Birong’s food truck offers relief
VERMONT — In the past few weeks, the excessive rainfall has left parts of Vermont devastated with flood damage. Hundreds of folks from around the state have rushed out to help those most affected by the rainfall, including Matt Birong of Vergennes.
Birong, owner of the Vergennes restaurant 3 Squares Cafe, offered up his eatery’s food truck to assist in any way possible with Vermont’s relief efforts. World Central Kitchen, an international relief agency, arrived in Vermont after the floods as soon as it was safe to do so to provide food for those overwhelmed by the disaster.
In order to make it happen, the organization reached out to local folks for help. Upon seeing the aftermath of the floods, Birong, who also happens to be a state representative for Northwest Addison County, had reached out to different organizations to offer them his food truck as a resource if it was needed. World Central Kitchen then reached out to him and his team and agreed to run the food truck for three nights in the town of Johnson, one of the heavily impacted areas.
Birong showed up in Johnson with his truck three days last week — Tuesday, Wednesday and Friday (July 18, 19 and 21).
“We basically prepped everything at the restaurant,” Birong said. “We took the catering trailer up to Johnson. They rotated dinner and lunch shifts in six or seven different locations throughout the state, one of them was the church in Johnson that we went to.”
World Central Kitchen’s main goal is to be an immediate response effort to natural disasters. It tends to arrive immediately in the wake of a natural disasters and provide food for those in need.

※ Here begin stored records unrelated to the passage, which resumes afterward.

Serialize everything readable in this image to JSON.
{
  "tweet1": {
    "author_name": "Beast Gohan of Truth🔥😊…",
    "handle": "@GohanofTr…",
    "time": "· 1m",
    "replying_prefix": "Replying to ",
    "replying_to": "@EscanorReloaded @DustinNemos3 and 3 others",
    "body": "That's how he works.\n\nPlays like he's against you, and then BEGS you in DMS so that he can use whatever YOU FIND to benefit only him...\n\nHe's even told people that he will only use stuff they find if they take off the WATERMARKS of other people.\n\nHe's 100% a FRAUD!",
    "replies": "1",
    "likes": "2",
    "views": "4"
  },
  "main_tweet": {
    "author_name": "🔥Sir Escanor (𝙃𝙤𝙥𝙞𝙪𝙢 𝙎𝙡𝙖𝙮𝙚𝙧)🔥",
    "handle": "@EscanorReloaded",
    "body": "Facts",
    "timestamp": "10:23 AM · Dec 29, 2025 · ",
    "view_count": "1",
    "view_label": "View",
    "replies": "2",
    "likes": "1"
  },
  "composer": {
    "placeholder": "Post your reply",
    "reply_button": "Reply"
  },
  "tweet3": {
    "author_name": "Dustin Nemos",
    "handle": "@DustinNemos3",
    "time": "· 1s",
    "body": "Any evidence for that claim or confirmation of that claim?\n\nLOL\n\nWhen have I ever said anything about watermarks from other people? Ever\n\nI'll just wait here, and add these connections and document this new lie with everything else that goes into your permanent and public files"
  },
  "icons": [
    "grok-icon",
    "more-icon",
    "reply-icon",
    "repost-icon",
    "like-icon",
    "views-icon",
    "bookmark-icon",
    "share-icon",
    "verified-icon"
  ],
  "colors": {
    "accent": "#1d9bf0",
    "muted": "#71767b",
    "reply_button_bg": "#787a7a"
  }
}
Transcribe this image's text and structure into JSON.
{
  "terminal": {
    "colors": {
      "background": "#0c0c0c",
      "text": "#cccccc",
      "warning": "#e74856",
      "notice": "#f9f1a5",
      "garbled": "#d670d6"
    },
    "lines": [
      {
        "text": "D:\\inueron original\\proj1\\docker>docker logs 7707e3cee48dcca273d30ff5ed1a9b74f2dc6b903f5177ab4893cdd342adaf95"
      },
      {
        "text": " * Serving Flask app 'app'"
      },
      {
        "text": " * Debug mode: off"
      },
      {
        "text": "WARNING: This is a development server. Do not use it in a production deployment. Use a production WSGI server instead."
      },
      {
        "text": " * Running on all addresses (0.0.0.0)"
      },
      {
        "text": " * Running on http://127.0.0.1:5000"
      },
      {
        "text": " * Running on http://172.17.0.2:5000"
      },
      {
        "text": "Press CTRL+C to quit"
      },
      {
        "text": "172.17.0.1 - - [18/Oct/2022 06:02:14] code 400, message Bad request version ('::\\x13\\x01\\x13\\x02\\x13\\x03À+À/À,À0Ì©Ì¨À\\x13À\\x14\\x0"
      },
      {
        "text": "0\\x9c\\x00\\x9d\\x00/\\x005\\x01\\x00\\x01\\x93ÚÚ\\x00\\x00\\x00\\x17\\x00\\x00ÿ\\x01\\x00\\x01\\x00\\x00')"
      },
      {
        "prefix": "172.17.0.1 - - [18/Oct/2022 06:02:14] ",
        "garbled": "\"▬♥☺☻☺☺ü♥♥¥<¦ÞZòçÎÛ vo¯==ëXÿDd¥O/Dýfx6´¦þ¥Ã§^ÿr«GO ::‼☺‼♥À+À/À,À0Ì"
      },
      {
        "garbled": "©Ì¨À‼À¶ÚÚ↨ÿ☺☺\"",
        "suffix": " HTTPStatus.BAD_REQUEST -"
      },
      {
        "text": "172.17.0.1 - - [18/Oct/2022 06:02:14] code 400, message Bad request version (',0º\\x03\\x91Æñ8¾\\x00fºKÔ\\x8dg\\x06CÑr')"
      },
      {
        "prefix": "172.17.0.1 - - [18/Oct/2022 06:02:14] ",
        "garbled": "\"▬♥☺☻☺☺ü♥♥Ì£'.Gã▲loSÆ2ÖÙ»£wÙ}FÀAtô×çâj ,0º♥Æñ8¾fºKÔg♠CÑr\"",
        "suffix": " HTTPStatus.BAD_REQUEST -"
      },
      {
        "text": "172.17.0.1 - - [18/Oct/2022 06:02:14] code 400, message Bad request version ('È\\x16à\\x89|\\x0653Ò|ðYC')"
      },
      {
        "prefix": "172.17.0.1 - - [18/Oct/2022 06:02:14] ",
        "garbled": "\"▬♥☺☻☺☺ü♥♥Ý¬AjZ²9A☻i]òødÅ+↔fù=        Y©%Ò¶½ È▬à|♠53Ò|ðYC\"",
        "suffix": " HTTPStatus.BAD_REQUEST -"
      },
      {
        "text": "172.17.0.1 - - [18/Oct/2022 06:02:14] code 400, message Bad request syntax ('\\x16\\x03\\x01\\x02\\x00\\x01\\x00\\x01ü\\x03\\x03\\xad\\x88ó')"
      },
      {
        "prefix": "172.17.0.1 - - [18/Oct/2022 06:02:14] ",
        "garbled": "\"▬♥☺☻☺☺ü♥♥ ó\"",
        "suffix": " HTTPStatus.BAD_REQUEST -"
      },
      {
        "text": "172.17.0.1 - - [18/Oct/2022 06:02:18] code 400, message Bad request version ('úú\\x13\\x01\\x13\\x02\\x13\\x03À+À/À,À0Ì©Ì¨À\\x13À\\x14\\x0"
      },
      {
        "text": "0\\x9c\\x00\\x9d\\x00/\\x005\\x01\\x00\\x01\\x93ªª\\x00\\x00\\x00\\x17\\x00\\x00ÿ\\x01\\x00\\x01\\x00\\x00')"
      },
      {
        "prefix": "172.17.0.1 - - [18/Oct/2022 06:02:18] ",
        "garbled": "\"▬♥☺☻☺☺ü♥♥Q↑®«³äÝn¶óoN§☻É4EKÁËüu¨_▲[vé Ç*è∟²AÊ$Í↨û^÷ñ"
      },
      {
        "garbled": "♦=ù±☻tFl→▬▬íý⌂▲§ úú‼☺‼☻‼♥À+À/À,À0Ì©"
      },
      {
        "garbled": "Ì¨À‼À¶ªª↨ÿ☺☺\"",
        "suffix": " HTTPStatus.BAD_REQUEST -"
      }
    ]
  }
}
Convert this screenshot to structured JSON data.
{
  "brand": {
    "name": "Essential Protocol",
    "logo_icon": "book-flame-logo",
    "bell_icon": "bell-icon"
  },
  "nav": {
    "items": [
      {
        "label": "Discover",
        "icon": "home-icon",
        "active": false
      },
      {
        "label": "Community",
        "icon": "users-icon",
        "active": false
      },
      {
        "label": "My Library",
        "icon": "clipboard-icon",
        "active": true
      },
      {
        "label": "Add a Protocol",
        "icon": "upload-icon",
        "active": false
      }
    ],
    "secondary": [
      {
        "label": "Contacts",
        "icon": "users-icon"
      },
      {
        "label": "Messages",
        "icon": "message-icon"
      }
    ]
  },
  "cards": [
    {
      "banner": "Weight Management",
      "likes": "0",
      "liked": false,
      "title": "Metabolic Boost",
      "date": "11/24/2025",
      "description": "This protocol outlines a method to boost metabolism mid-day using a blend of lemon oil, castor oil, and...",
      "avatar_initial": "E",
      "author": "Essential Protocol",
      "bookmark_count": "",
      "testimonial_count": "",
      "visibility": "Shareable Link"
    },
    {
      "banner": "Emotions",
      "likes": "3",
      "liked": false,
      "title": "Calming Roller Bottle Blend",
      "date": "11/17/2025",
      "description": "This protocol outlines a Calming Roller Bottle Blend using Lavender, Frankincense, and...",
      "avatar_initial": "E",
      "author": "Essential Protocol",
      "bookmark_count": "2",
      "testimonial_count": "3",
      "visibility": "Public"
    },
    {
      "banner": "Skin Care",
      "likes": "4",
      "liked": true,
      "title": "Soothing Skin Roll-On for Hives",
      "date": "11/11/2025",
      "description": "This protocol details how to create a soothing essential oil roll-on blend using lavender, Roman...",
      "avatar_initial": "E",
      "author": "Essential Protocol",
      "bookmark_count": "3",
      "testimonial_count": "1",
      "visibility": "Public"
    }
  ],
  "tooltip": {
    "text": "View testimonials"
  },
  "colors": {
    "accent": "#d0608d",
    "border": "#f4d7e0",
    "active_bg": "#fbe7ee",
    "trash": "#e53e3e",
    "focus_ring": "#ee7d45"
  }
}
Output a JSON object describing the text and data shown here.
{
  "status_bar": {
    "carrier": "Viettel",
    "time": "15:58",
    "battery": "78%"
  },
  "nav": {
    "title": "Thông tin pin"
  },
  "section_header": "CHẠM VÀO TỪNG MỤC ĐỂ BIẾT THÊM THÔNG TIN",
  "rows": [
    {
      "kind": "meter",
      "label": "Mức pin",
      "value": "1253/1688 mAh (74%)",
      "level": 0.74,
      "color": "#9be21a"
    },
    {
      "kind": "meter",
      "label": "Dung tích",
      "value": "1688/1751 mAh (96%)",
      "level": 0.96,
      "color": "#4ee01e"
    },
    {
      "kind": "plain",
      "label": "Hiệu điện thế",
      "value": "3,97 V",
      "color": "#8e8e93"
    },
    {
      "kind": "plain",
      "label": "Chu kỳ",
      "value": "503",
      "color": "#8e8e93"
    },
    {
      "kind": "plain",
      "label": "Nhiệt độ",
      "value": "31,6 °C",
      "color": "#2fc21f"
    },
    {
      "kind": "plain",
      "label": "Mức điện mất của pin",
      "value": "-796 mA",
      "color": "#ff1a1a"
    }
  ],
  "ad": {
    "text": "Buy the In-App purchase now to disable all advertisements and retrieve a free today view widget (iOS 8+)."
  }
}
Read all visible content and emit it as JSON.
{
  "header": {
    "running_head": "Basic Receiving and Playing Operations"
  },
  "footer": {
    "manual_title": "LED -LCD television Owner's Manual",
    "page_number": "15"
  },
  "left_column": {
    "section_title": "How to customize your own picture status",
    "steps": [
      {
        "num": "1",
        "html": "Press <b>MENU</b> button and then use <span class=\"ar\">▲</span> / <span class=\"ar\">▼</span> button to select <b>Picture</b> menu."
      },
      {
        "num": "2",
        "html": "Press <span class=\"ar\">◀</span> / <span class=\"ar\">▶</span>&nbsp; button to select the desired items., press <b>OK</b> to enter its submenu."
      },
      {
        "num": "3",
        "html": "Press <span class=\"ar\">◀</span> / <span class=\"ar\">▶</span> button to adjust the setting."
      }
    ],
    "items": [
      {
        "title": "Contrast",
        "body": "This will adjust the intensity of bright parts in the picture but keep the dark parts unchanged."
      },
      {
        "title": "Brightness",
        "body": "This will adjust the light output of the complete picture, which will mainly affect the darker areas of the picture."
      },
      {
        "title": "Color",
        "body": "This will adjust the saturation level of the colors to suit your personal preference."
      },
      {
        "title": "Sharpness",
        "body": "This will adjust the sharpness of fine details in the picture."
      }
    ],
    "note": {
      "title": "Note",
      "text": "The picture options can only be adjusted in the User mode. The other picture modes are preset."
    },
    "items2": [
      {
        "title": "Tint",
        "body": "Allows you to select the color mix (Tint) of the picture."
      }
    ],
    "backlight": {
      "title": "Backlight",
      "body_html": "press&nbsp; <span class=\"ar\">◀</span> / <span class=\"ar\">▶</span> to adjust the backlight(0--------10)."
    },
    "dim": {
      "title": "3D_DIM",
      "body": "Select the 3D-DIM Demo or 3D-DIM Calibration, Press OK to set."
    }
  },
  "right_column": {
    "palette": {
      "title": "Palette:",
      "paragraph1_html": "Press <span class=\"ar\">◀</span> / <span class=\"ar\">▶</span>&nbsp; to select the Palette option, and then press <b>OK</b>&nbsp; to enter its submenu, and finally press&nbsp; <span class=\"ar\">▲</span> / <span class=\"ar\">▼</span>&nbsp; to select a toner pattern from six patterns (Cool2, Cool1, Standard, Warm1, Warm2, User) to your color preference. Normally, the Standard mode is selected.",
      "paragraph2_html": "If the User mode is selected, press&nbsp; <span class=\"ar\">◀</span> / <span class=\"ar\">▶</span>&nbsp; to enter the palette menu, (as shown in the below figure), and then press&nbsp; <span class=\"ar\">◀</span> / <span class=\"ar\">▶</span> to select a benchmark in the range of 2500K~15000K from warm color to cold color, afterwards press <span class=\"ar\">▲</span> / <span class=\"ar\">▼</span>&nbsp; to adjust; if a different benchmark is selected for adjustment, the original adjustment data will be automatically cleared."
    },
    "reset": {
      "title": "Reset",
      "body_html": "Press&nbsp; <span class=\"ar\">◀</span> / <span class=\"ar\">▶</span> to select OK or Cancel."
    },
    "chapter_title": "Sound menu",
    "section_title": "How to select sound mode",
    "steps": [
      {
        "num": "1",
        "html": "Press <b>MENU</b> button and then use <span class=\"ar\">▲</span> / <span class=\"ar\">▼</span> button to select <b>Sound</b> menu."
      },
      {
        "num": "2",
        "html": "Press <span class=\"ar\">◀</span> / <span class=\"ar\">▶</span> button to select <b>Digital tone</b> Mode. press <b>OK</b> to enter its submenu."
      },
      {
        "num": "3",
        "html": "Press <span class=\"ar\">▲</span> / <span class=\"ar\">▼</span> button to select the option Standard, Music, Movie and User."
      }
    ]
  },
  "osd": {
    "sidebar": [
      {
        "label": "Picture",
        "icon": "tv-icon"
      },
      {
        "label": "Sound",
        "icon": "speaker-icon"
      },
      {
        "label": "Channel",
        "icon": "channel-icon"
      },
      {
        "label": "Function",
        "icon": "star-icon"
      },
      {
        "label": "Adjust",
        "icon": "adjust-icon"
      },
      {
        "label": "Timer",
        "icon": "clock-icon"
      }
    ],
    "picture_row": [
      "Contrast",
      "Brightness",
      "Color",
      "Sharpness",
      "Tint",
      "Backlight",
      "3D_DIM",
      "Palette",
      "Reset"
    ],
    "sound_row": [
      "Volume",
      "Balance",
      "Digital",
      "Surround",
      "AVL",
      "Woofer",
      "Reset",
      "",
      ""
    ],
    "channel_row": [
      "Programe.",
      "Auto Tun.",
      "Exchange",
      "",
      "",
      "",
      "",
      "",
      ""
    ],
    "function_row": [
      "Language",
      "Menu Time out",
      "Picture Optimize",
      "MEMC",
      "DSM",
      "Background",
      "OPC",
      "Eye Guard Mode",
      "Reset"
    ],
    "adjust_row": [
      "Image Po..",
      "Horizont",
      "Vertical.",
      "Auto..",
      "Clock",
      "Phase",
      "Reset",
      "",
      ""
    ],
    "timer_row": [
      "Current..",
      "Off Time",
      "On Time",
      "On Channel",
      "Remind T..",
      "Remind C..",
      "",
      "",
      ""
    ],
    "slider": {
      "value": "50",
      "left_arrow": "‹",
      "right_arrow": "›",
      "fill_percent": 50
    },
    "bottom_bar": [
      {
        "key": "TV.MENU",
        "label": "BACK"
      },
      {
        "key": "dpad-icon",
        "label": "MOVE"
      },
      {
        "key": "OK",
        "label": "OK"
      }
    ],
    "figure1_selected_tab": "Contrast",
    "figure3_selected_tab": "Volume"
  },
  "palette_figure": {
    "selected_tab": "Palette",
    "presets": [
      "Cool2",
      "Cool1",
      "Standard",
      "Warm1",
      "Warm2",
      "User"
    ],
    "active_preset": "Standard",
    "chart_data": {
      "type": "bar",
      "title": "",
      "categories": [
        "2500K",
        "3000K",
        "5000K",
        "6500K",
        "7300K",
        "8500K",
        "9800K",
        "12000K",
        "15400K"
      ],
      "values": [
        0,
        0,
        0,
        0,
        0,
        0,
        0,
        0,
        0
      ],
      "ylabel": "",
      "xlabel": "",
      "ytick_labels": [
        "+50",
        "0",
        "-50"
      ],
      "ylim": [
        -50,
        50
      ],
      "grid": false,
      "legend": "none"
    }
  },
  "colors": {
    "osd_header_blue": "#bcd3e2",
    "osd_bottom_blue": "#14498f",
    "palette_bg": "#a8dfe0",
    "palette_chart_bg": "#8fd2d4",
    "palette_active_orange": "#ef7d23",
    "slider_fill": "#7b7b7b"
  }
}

Birong was among several other state legislators who got involved in relief efforts, and one of hundreds of Vermonters who got involved. Birong’s Democratic colleague Rep. Daniel Noyes of Johnson volunteered to serve food in his hometown. Addison County State Sen. Ruth Hardy also helped serve food in Johnson and with clean up in areas outside of Montpelier. And World Central Kitchen garnered the aid of 20 restaurant, catering and food truck partners across the state, and was able to provide 9,100 meals total to residents affected by the floods.
In terms of long term resources and aid there is still much to be done.
“There’s gonna be a lot of work needed to get those things back into shape,” Birong said. “There was piles of trash everywhere (in Johnson). Every day we came, it was different. People were ripping out the walls to prevent mold.”
He explained that repairing the damage is going to be a long process and it’s important to continue providing support to the Vermonters who need it.
“Our job now is to make sure these resources are sustained for people who need it,” he said.